Another company Triplebyte, which is used by companies like Adobe, Dropbox, Uber, and Reddit, brings engineers to the companies that are hiring in a fast-tracked process. Instead of resumes, engineers compete in Triplebyte’s online quizzes and solve coding problems.
Triplebyte then takes this information and compiles the strengths and weaknesses of each candidate, matching them to companies they have the best shot at based on what skills the companies are looking for.
For example, some companies may prefer candidates who have fundamentals in traditional computer science concepts, while others may care less about that and focus more on skills in building web applications
Once the company wants a candidates to move forward in this process, it will them reach out for an on-site interview.
"They’re much more likely to get an offer at the end of it," Triplebyte CEO and co-founder Harj Taggar told Business Insider. "From a company’s perspective, it reduces the time and effort it takes to hire engineers…It’s much more about matching the right company as opposed to setting a bar.
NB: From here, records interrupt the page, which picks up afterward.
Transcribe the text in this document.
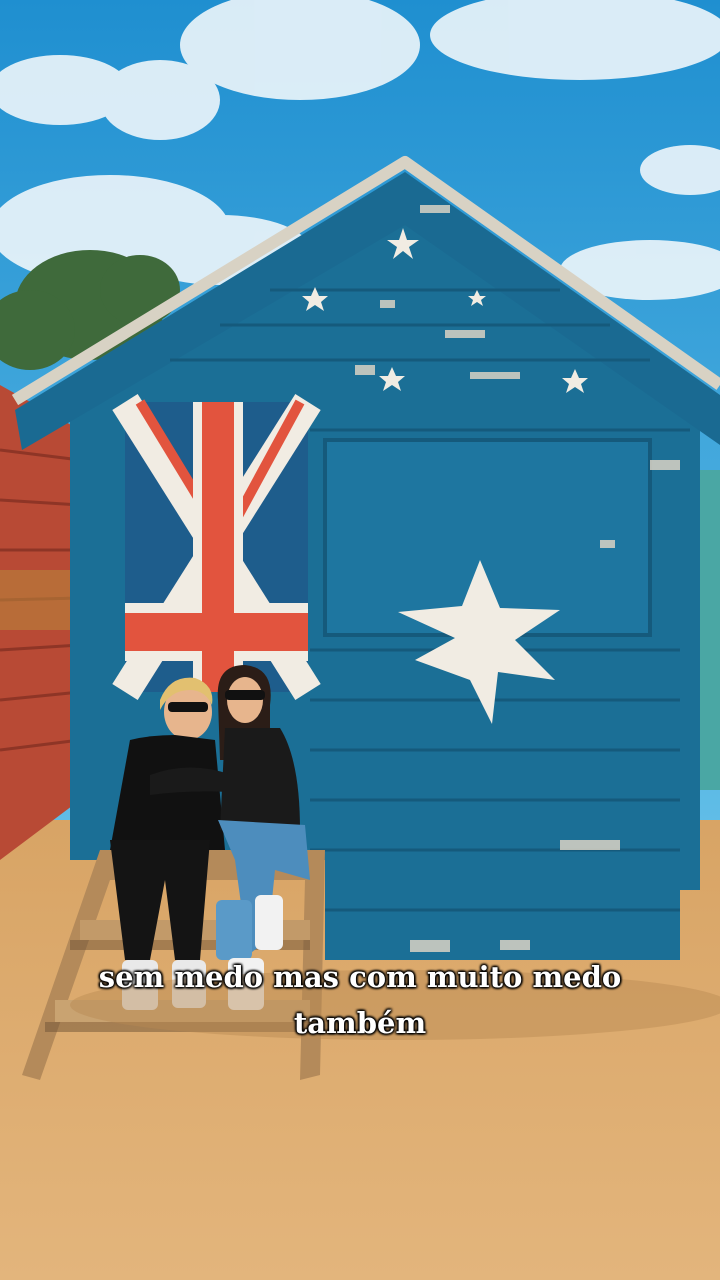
sem medo mas com muito medo
também
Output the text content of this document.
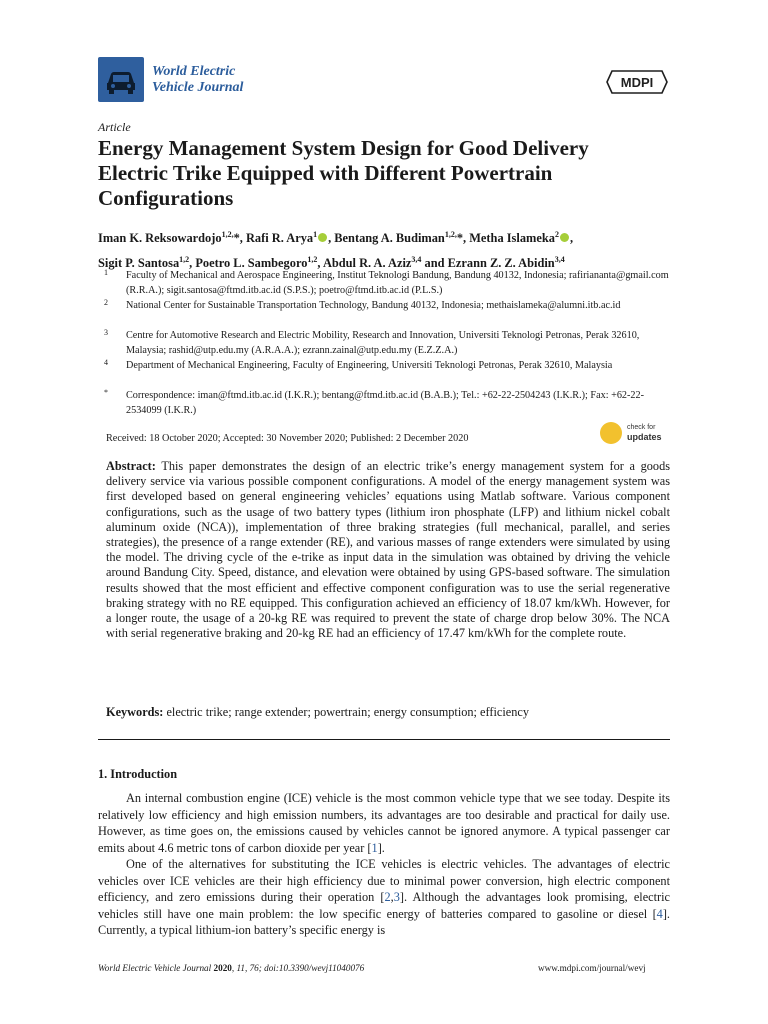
World Electric
Vehicle Journal	MDPI
Article
Energy Management System Design for Good Delivery Electric Trike Equipped with Different Powertrain Configurations
Iman K. Reksowardojo$^{1,2,}$*, Rafi R. Arya$^1$ , Bentang A. Budiman$^{1,2,}$*, Metha Islameka$^2$ ,
Sigit P. Santosa$^{1,2}$, Poetro L. Sambegoro$^{1,2}$, Abdul R. A. Aziz$^{3,4}$ and Ezrann Z. Z. Abidin$^{3,4}$
1 Faculty of Mechanical and Aerospace Engineering, Institut Teknologi Bandung, Bandung 40132, Indonesia; rafiriananta@gmail.com (R.R.A.); sigit.santosa@ftmd.itb.ac.id (S.P.S.); poetro@ftmd.itb.ac.id (P.L.S.)
2 National Center for Sustainable Transportation Technology, Bandung 40132, Indonesia; methaislameka@alumni.itb.ac.id
3 Centre for Automotive Research and Electric Mobility, Research and Innovation, Universiti Teknologi Petronas, Perak 32610, Malaysia; rashid@utp.edu.my (A.R.A.A.); ezrann.zainal@utp.edu.my (E.Z.Z.A.)
4 Department of Mechanical Engineering, Faculty of Engineering, Universiti Teknologi Petronas, Perak 32610, Malaysia
* Correspondence: iman@ftmd.itb.ac.id (I.K.R.); bentang@ftmd.itb.ac.id (B.A.B.); Tel.: +62-22-2504243 (I.K.R.); Fax: +62-22-2534099 (I.K.R.)
Received: 18 October 2020; Accepted: 30 November 2020; Published: 2 December 2020
check for
updates
Abstract: This paper demonstrates the design of an electric trike’s energy management system for a goods delivery service via various possible component configurations. A model of the energy management system was first developed based on general engineering vehicles’ equations using Matlab software. Various component configurations, such as the usage of two battery types (lithium iron phosphate (LFP) and lithium nickel cobalt aluminum oxide (NCA)), implementation of three braking strategies (full mechanical, parallel, and series strategies), the presence of a range extender (RE), and various masses of range extenders were simulated by using the model. The driving cycle of the e-trike as input data in the simulation was obtained by driving the vehicle around Bandung City. Speed, distance, and elevation were obtained by using GPS-based software. The simulation results showed that the most efficient and effective component configuration was to use the serial regenerative braking strategy with no RE equipped. This configuration achieved an efficiency of 18.07 km/kWh. However, for a longer route, the usage of a 20-kg RE was required to prevent the state of charge drop below 30%. The NCA with serial regenerative braking and 20-kg RE had an efficiency of 17.47 km/kWh for the complete route.
Keywords: electric trike; range extender; powertrain; energy consumption; efficiency
1. Introduction

An internal combustion engine (ICE) vehicle is the most common vehicle type that we see today. Despite its relatively low efficiency and high emission numbers, its advantages are too desirable and practical for daily use. However, as time goes on, the emissions caused by vehicles cannot be ignored anymore. A typical passenger car emits about 4.6 metric tons of carbon dioxide per year [1].

One of the alternatives for substituting the ICE vehicles is electric vehicles. The advantages of electric vehicles over ICE vehicles are their high efficiency due to minimal power conversion, high electric component efficiency, and zero emissions during their operation [2,3]. Although the advantages look promising, electric vehicles still have one main problem: the low specific energy of batteries compared to gasoline or diesel [4]. Currently, a typical lithium-ion battery’s specific energy is

World Electric Vehicle Journal 2020, 11, 76; doi:10.3390/wevj11040076	www.mdpi.com/journal/wevj
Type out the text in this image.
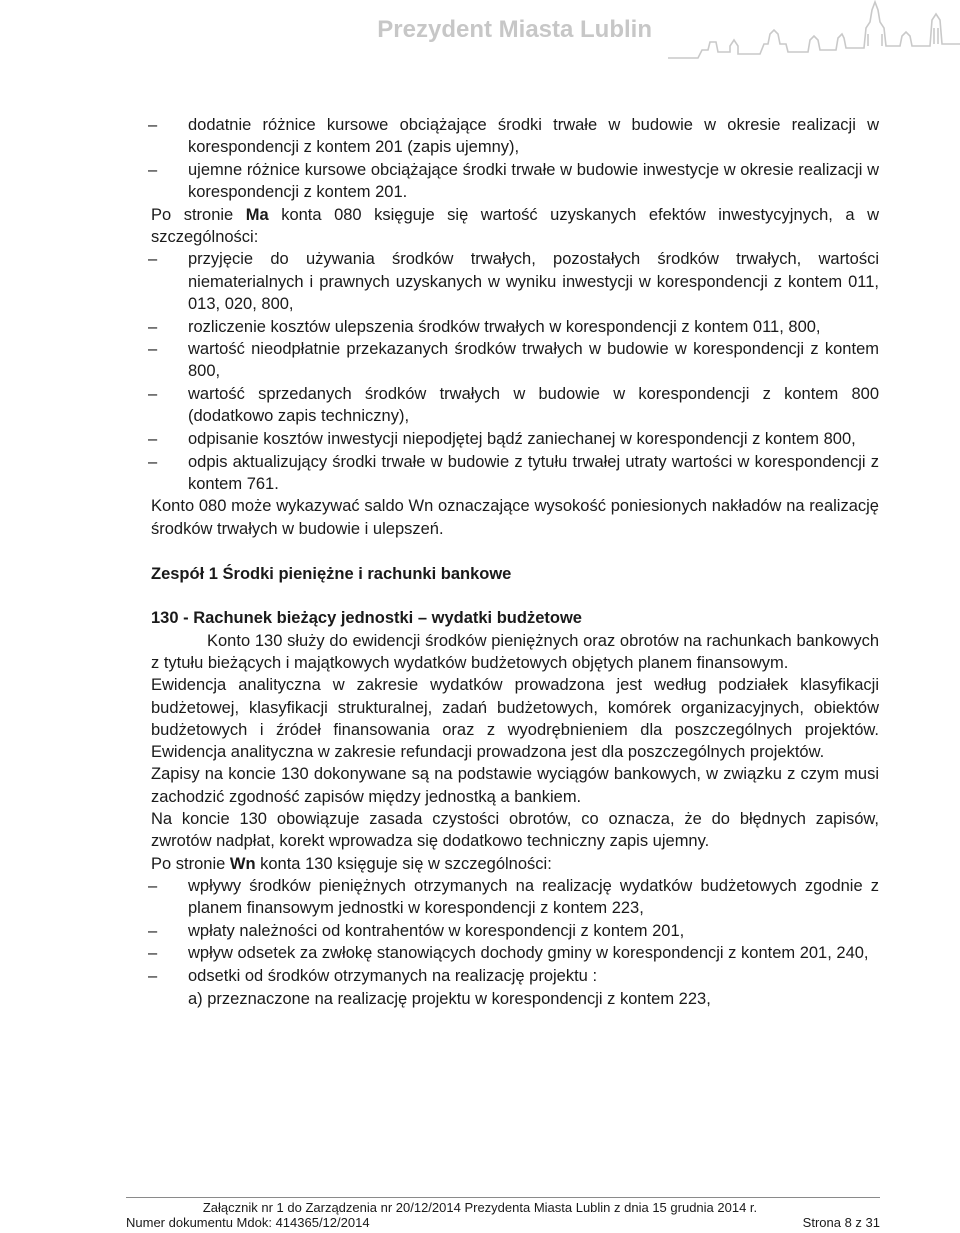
Prezydent Miasta Lublin
– dodatnie różnice kursowe obciążające środki trwałe w budowie w okresie realizacji w korespondencji z kontem 201 (zapis ujemny),
– ujemne różnice kursowe obciążające środki trwałe w budowie inwestycje w okresie realizacji w korespondencji z kontem 201.
Po stronie Ma konta 080 księguje się wartość uzyskanych efektów inwestycyjnych, a w szczególności:
– przyjęcie do używania środków trwałych, pozostałych środków trwałych, wartości niematerialnych i prawnych uzyskanych w wyniku inwestycji w korespondencji z kontem 011, 013, 020, 800,
– rozliczenie kosztów ulepszenia środków trwałych w korespondencji z kontem 011, 800,
– wartość nieodpłatnie przekazanych środków trwałych w budowie w korespondencji z kontem 800,
– wartość sprzedanych środków trwałych w budowie w korespondencji z kontem 800 (dodatkowo zapis techniczny),
– odpisanie kosztów inwestycji niepodjętej bądź zaniechanej w korespondencji z kontem 800,
– odpis aktualizujący środki trwałe w budowie z tytułu trwałej utraty wartości w korespondencji z kontem 761.
Konto 080 może wykazywać saldo Wn oznaczające wysokość poniesionych nakładów na realizację środków trwałych w budowie i ulepszeń.
Zespół 1 Środki pieniężne i rachunki bankowe
130 - Rachunek bieżący jednostki – wydatki budżetowe
Konto 130 służy do ewidencji środków pieniężnych oraz obrotów na rachunkach bankowych z tytułu bieżących i majątkowych wydatków budżetowych objętych planem finansowym.
Ewidencja analityczna w zakresie wydatków prowadzona jest według podziałek klasyfikacji budżetowej, klasyfikacji strukturalnej, zadań budżetowych, komórek organizacyjnych, obiektów budżetowych i źródeł finansowania oraz z wyodrębnieniem dla poszczególnych projektów. Ewidencja analityczna w zakresie refundacji prowadzona jest dla poszczególnych projektów.
Zapisy na koncie 130 dokonywane są na podstawie wyciągów bankowych, w związku z czym musi zachodzić zgodność zapisów między jednostką a bankiem.
Na koncie 130 obowiązuje zasada czystości obrotów, co oznacza, że do błędnych zapisów, zwrotów nadpłat, korekt wprowadza się dodatkowo techniczny zapis ujemny.
Po stronie Wn konta 130 księguje się w szczególności:
– wpływy środków pieniężnych otrzymanych na realizację wydatków budżetowych zgodnie z planem finansowym jednostki w korespondencji z kontem 223,
– wpłaty należności od kontrahentów w korespondencji z kontem 201,
– wpływ odsetek za zwłokę stanowiących dochody gminy w korespondencji z kontem 201, 240,
– odsetki od środków otrzymanych na realizację projektu :
a) przeznaczone na realizację projektu w korespondencji z kontem 223,
Załącznik nr 1 do Zarządzenia nr 20/12/2014 Prezydenta Miasta Lublin z dnia 15 grudnia 2014 r.
Numer dokumentu Mdok: 414365/12/2014	Strona 8 z 31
We show every company how strong of a fit a candidate is for them specifically."
He adds that this method can also open up a new pool of talent. Since Triplebyte assesses candidates based on skills, and not their resume, they may find people who are talented coders but may not have had a computer science, or even a college degree.
"We don’t ask for resumes," Taggar said. "When you start at Triplebyte, you go straight into doing the skills quiz. It’s about your process, not your background or resume. That’s how we’re able to identify really great patterns that wouldn’t make it through traditional hiring processes."